Wednesday, February 27, 2019
Broken . Python . World Map
Well, sound easy but first it kept getting "cannot insert level_0" error when refreshing data....solution, drop the index when unpack dataframe before go for next calculation. A simple solution , but wasted a day.
Then 2nd problem, when data was updated, based on selected country, the map should redraw and zoom to that country. Another day gone for this. The solution, don't set x_range and y_range at the initial stage, let it auto set.
Plot=figure()
So when update data
Def update(attractive, old, new):
Plot.x_range = Range1d(min, max)
Plot.y_range = Range1d(min,max)
It redraw the plot to new x and y range, this is how map is zoomed to specific area.
After reading hundreds of posts and comments on online resources, stackoveflow , only then came out the solutions. To focus on problem, also not a good thing to.
She was coughing in the morning . I heard, I worried. But again I was over thought, must be.
Thursday, August 09, 2018
生动图表
学了多年数据分析,从 ms excel开始,然后pandas, 绘的图表都是静态的。以前觉得足够,因为偶尔才需要用到,交报告之类的。
从去年尾开始,已不满足,觉得要挑战自己,学生动的图表。做了很多资料搜寻和参考,最后选择了bokeh。它和pandas能兼容,所以就少了些烦恼。
两个月的时间,终于小有成就,能绘画出简单的。虽然pandas 和bokeh 都是python 的一部分,不过一向来都是用Jupyter notebook,突然要转换成python的script又花了几天时间。幸好现在网上都是资料,遇到难题,就搜搜,参考他人列子,再想一想,答案就出来了。
这次部分完成了。继续更多的挑战迈进。
Friday, March 02, 2018
Simplicity
A easy tasks but became complicate because my way of thinking.
Datetime Action
Date A A
Date B B
Date C A
Date D B
Example as above where Datetime column contains different date and time. Column Action contains string A and B, where A represents a request and B is response.
The task was to find the time different between each request-response pair. So simple as it is, just compare the time different between Date A and Date B pair, and another pair Date C and Date D, and so on.
Viola, task completed. The result commonly turned out to be few seconds different, and not expecting more than 8 seconds. But somehow, they were 5 to 10% turned out more than that. Somewhere was wrong.
Data are in millions row, manually check was nightmare but had too. Turned out sometime the data are not in proper pair, could be A paired with Z, which is not related, a dirty data occurred.
So based on experiences, conditions check must apply. And this was where For...If looping came to my mind. Begun the mistake. Wrote a looping to check where next row must be B after row A, only then compare to get the time different, else would be ignored.
For...If looping is fundamental logic as learned during college time, doing some programming, as well as using Case, or Switch or While looping. It is good to use when data are small, but when come to millions row and multiple columns, it took few hours to process. This was why I kept the computers running overnight to get the result, after waited for about a hour per process still not getting result.

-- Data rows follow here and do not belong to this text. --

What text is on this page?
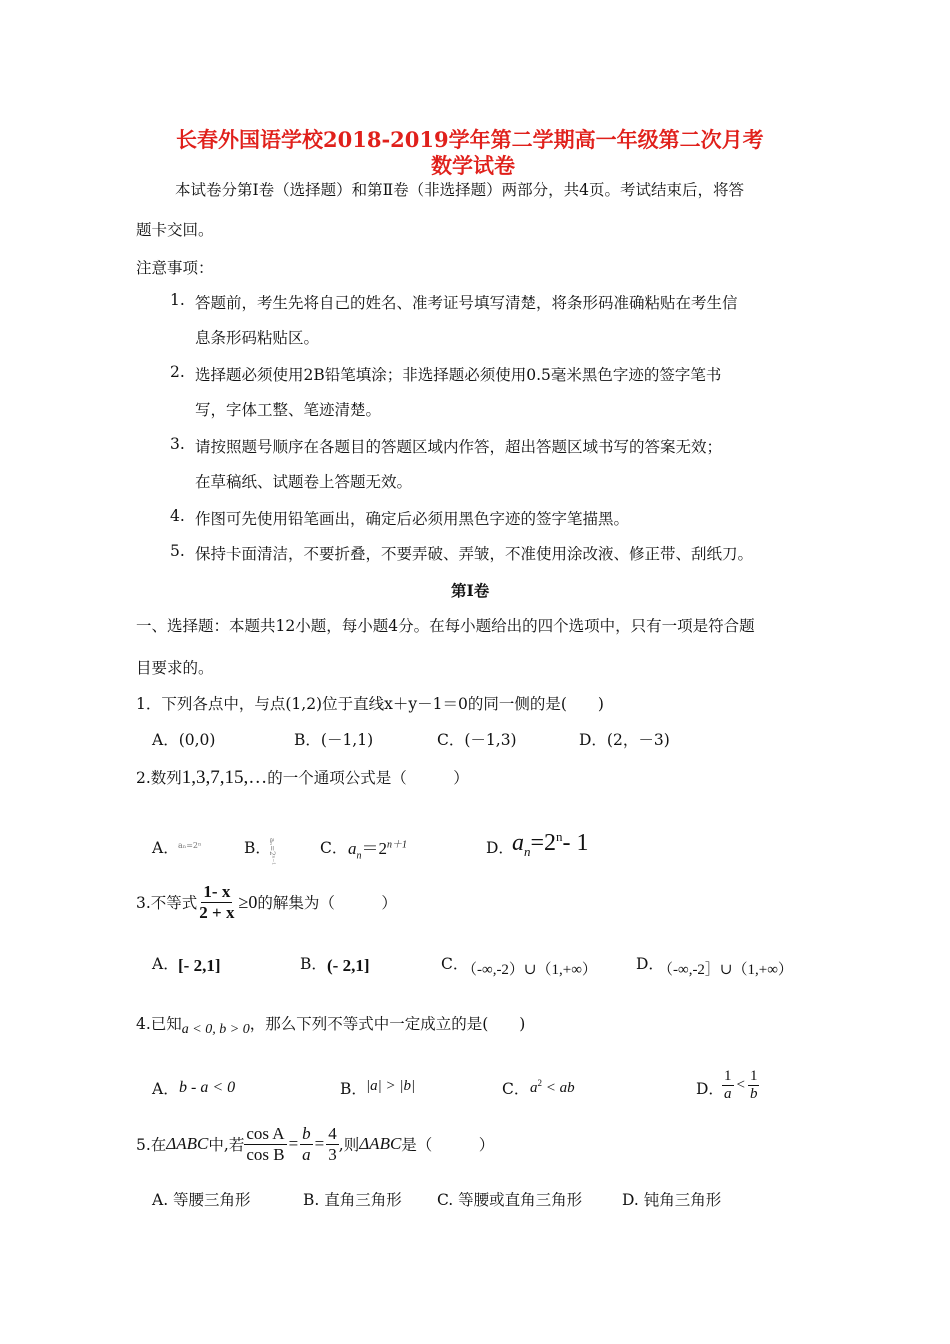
长春外国语学校2018-2019学年第二学期高一年级第二次月考
数学试卷
本试卷分第Ⅰ卷（选择题）和第Ⅱ卷（非选择题）两部分，共4页。考试结束后，将答
题卡交回。
注意事项：
1. 答题前，考生先将自己的姓名、准考证号填写清楚，将条形码准确粘贴在考生信
息条形码粘贴区。
2. 选择题必须使用2B铅笔填涂；非选择题必须使用0.5毫米黑色字迹的签字笔书
写，字体工整、笔迹清楚。
3. 请按照题号顺序在各题目的答题区域内作答，超出答题区域书写的答案无效；
在草稿纸、试题卷上答题无效。
4. 作图可先使用铅笔画出，确定后必须用黑色字迹的签字笔描黑。
5. 保持卡面清洁，不要折叠，不要弄破、弄皱，不准使用涂改液、修正带、刮纸刀。
第Ⅰ卷
一、选择题：本题共12小题，每小题4分。在每小题给出的四个选项中，只有一项是符合题
目要求的。
1．下列各点中，与点(1,2)位于直线x＋y－1＝0的同一侧的是(　　)
A．(0,0)	B．(－1,1)	C．(－1,3)	D．(2，－3)
2.数列1,3,7,15,…的一个通项公式是（　　　）
A． aₙ=2ⁿ	B．
aₙ=2ⁿ⁻¹	C． $a_n=2^{n+1}$	D．
$a_n=2^n-$ 1
3.不等式 $\frac{1- x}{2 + x} \ge 0$ 的解集为（　　　）
A． [- 2,1]	B． (- 2,1]	C．
（-∞,-2）∪（1,+∞）	D．
（-∞,-2］∪（1,+∞）
4.已知a < 0, b > 0，那么下列不等式中一定成立的是(　　)
A． b - a < 0	B． |a| > |b|	C． $a^2$ < ab	D．
$\frac{1}{a} < \frac{1}{b}$
5.在 ΔABC 中,若 $\frac{\text{cos A}}{\text{cos B}} = \frac{b}{a} = \frac{4}{3}$ ,则 ΔABC 是（　　　）
A. 等腰三角形	B. 直角三角形 C. 等腰或直角三角形	D. 钝角三角形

Then I was stuck on how to improve the For..If looping, to make it more efficient. Thought for 2 days, then I asked myself, why not rethink and rewrite. Looked back to the first solution attempted that was fast but without condition checking, can easily enhance on there.
Datetime Action A_Next DT_Next
Date A A B Date B
Date B B A Date C
Date C A B Date D
Date D B .... .....
Basically, just copy the next row Datetime and Action values to current row, to new columns. Then just ignore those rows not in A-B sequence, and only calculate the time different on those valid rows : Datetime - DT_Next.
From hours of waiting the result by using For..If looping, reduces to, within few seconds can get the result, for millions row of data.
The next challenge is how to use apply, lambda and RegEx to replace str.contains(), to extract data. For millions row data, currently took few minutes to extract, hope can reduce it much more.
Learning is fun.
Tuesday, February 27, 2018
Data Analysis
When there are millions row of data, it is not suggested to use looping + conditions check + column assign. It is very slow.
For index, row in df.iterrow():
If df.loc[index, "x"]=="y":
If df.loc[index+1,"x"]=="z":
df.loc[index,"k"]=df.loc[index+1,"a"]
......
Some advise not to use iterrow() if possible. Well, need to find alternative way.
Last time a simple problem buzzed me for few months, where read_csv was slowed on looping reading multiple csv files, size up to GiB, where data were originally generated and extracted from text files. The problem was the datetime format, seems like python/pandas prefer in certain format.
The fun of the data analysis is: problem solving skills, logics, and get the statistics as evidence to support own suggestions.
Others may do data analysis to get insight of business performance, I do it because to validate a system structure and system performance.
Fun when get the solutions, headache along the way.